В разные годы «железный» Ури врывался в мою жизнь, устраивал встряску и вновь исчезал. Он умел впечатывать в память слова и события, вдохновлять, круто менять судьбы окружающих людей. А я всякий раз еще долго размышляла потом обо всем, что происходило.
В ранней юности я запомнила Ури энергичным, удачливым. Он дерзко выделялся свободой поведения и оригинальностью идей на фоне унылой позднесоветской действительности. Был другим, отличался от всех, с кем мне доводилось общаться.

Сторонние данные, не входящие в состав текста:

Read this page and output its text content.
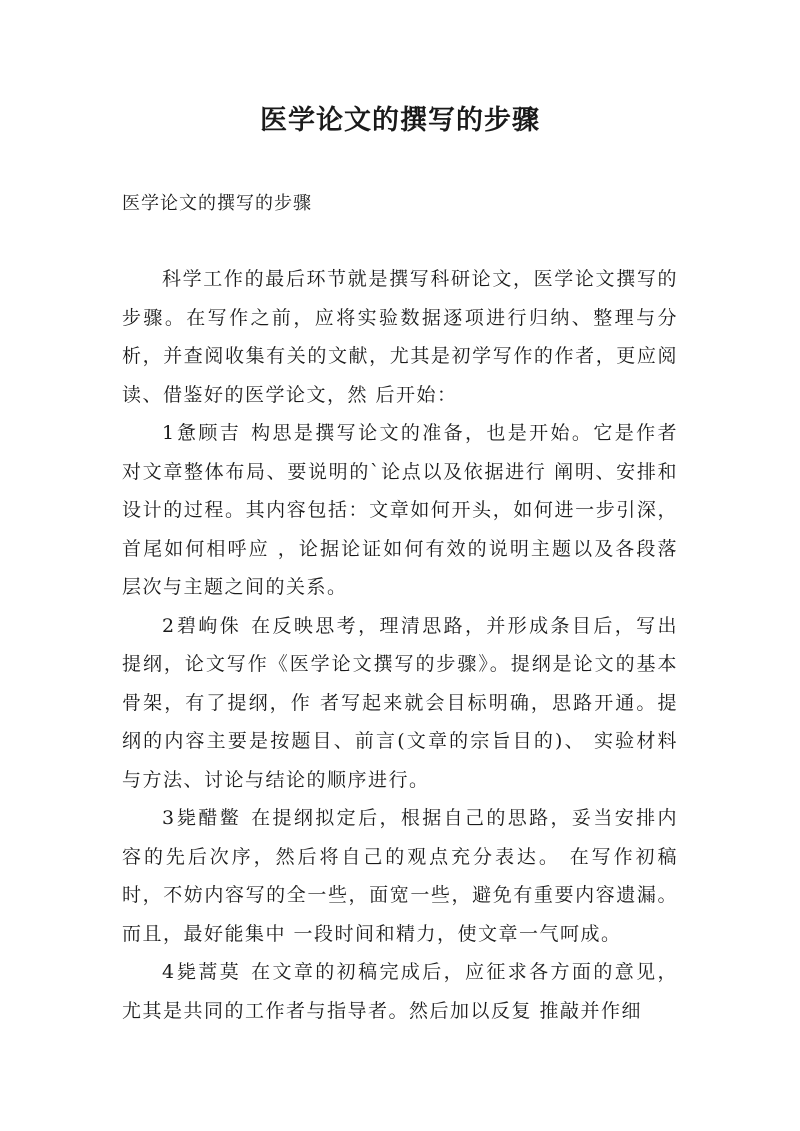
医学论文的撰写的步骤

医学论文的撰写的步骤

科学工作的最后环节就是撰写科研论文，医学论文撰写的步骤。在写作之前，应将实验数据逐项进行归纳、整理与分析，并查阅收集有关的文献，尤其是初学写作的作者，更应阅读、借鉴好的医学论文，然 后开始：

1 惫顾吉 构思是撰写论文的准备，也是开始。它是作者对文章整体布局、要说明的`论点以及依据进行 阐明、安排和设计的过程。其内容包括：文章如何开头，如何进一步引深，首尾如何相呼应 ，论据论证如何有效的说明主题以及各段落层次与主题之间的关系。

2 碧岣侏 在反映思考，理清思路，并形成条目后，写出提纲，论文写作《医学论文撰写的步骤》。提纲是论文的基本骨架，有了提纲，作 者写起来就会目标明确，思路开通。提纲的内容主要是按题目、前言(文章的宗旨目的)、 实验材料与方法、讨论与结论的顺序进行。

3 毙醋鳖 在提纲拟定后，根据自己的思路，妥当安排内容的先后次序，然后将自己的观点充分表达。 在写作初稿时，不妨内容写的全一些，面宽一些，避免有重要内容遗漏。而且，最好能集中 一段时间和精力，使文章一气呵成。

4 毙蒿莫 在文章的初稿完成后，应征求各方面的意见，尤其是共同的工作者与指导者。然后加以反复 推敲并作细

Ури принес в наш дом дразнящий запах израильского кофе и темного шоколада, восточную музыку и мой первый алфавит на иврите. Поверил в меня, когда я приняла нестандартное решение поступать в известный московский вуз после петрозаводской школы. Не стал отговаривать и переубеждать, просто в нужный момент поддержал.
– Мы одной крови! – говаривал он. – Неисправимые оптимисты!
В нем горел скрытый огонь, который иногда прорывался наружу и не только обжигал тех, кто оказывался рядом, но был опасен для него самого.
Наши пути надолго разошлись. Ури проходил свои испытания, я – свои. Но где-то на периферии сознания сохранялся образ этого необычного человека. Душевная связь не обрывалась.
Мы снова встретились в Израиле спустя много лет. Я была разочарована личной жизнью, находилась в затяжном творческом кризисе. Казалось, не произойдет больше событий, способных выбить меня из привычной колеи, окрылить, зажечь душевный огонь. Было страшно провести остаток жизни скучно, обыденно и фальшиво, механически исполняя навязанную мне роль. Задыхаясь, я блуждала по безвыходному московскому лабиринту, чувствовала фатальную разрушительность сценария, освободиться от которого не могла.
Да и Ури повидал в этом и других мирах столько всего разного, что резко набрал возраст, померк, наглухо закрылся в себе. Убедился, больше никто не затронет его глубоко, не удивит, не разбудит чувства. Запыленный дорогами Ханаана, загоревший дочерна, проспиртованный насквозь, он стал совсем другим человеком. Переживая взлеты и падения, он нередко заглядывал в запретные бездны, и следы этих соприкосновений избороздили его лицо и душу. От Ури пахло горьким дымом. Единственное, что оставалось неизменным с далеких времен, – обезоруживающая улыбка. И наша странная близость вне времени.
Мы молча стояли на обрыве, у развалин крепости Масада. Перед нами расстилались в розовой дымке неповторимые виды Мертвого моря. Таких щемящих пастельных красок я не видела больше нигде не земле. Волшебная палитра оттенков, волнующие переливы цветов. Внизу, под слоем соли, песка и пепла, лежали руины строптивых древних городов, уничтоженных разгневанной стихией. Все рано или поздно проходит, остается безжизненная пустыня.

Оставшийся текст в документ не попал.